Silently, Victor prayed once more that he might be able to convince Chel to come with him and his people. He’d always thought he might be able to get her to the mountains when the end came. Now he hoped that she was beginning to see that the predictions were coming true. Soon, perhaps, she would understand that escape was the only way forward.
“I think if we keep our minds open,” he said gently, “there’s no telling what we may come to understand about the world.”
She took a moment, then said, “Can I ask you a question?”
“Of course.”
“Do you believe in the Maya gods? The actual gods?”
“You don’t have to believe in the pantheon to see the wisdom of the design the ancients saw in the universe. Maybe it’s enough to know there’s a force that connects us all.”
Chel took a breath. “Yeah, maybe. Or maybe not. By the way, I wanted to say thank you for staying here with me and for all your help.”
“You’re very welcome, Chel.”
Victor watched her go back toward her office. She was the same young woman who’d shown up at his office door on the first day of her graduate program, telling him she’d read all of his work. Who years later gave him a place to go, when no one else would.

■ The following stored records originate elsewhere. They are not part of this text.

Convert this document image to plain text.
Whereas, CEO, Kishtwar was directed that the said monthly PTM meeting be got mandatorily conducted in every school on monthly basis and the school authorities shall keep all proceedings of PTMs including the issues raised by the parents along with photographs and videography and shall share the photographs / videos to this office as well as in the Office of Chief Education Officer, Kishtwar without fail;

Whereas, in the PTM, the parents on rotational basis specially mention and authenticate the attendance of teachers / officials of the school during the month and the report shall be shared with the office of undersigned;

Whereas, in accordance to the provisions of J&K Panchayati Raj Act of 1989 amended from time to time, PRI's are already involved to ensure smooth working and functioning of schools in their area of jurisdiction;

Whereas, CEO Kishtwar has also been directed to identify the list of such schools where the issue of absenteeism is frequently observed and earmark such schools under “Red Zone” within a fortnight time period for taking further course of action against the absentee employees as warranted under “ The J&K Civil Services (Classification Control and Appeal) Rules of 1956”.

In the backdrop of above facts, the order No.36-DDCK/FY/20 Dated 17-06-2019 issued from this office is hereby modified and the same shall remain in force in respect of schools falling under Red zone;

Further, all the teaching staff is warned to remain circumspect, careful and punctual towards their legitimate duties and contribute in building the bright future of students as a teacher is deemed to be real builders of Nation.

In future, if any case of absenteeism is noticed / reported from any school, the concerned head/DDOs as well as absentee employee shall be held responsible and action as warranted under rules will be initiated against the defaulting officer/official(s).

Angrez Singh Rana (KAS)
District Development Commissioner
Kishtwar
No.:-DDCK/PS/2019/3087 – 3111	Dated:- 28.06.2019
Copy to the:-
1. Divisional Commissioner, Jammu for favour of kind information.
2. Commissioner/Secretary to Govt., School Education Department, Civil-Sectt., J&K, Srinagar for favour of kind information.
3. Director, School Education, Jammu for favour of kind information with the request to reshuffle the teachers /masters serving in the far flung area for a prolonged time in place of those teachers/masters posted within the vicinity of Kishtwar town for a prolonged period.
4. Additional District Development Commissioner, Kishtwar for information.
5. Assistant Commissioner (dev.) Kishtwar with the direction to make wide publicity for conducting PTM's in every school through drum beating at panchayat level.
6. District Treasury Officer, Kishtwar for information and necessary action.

And as she disappeared from his sight, he fought back tears.
I
T HAD BEEN NEARLY SIX HOURS SINCE DAVIES HAD DROPPED THANE
outside the hospital, and Stanton was anxious. He stared out the window, watching the sun creep over the horizon, waiting for his phone to break the silence. For anything to break it. The Venice boardwalk was also too quiet for his taste. He wanted to hear one of the vendors yelling at tourists not to take pictures of his “art,” or the bearded guitarist, the Walk’s honorary mayor, playing as he roller-skated back and forth. Or hear Monster knocking on his door.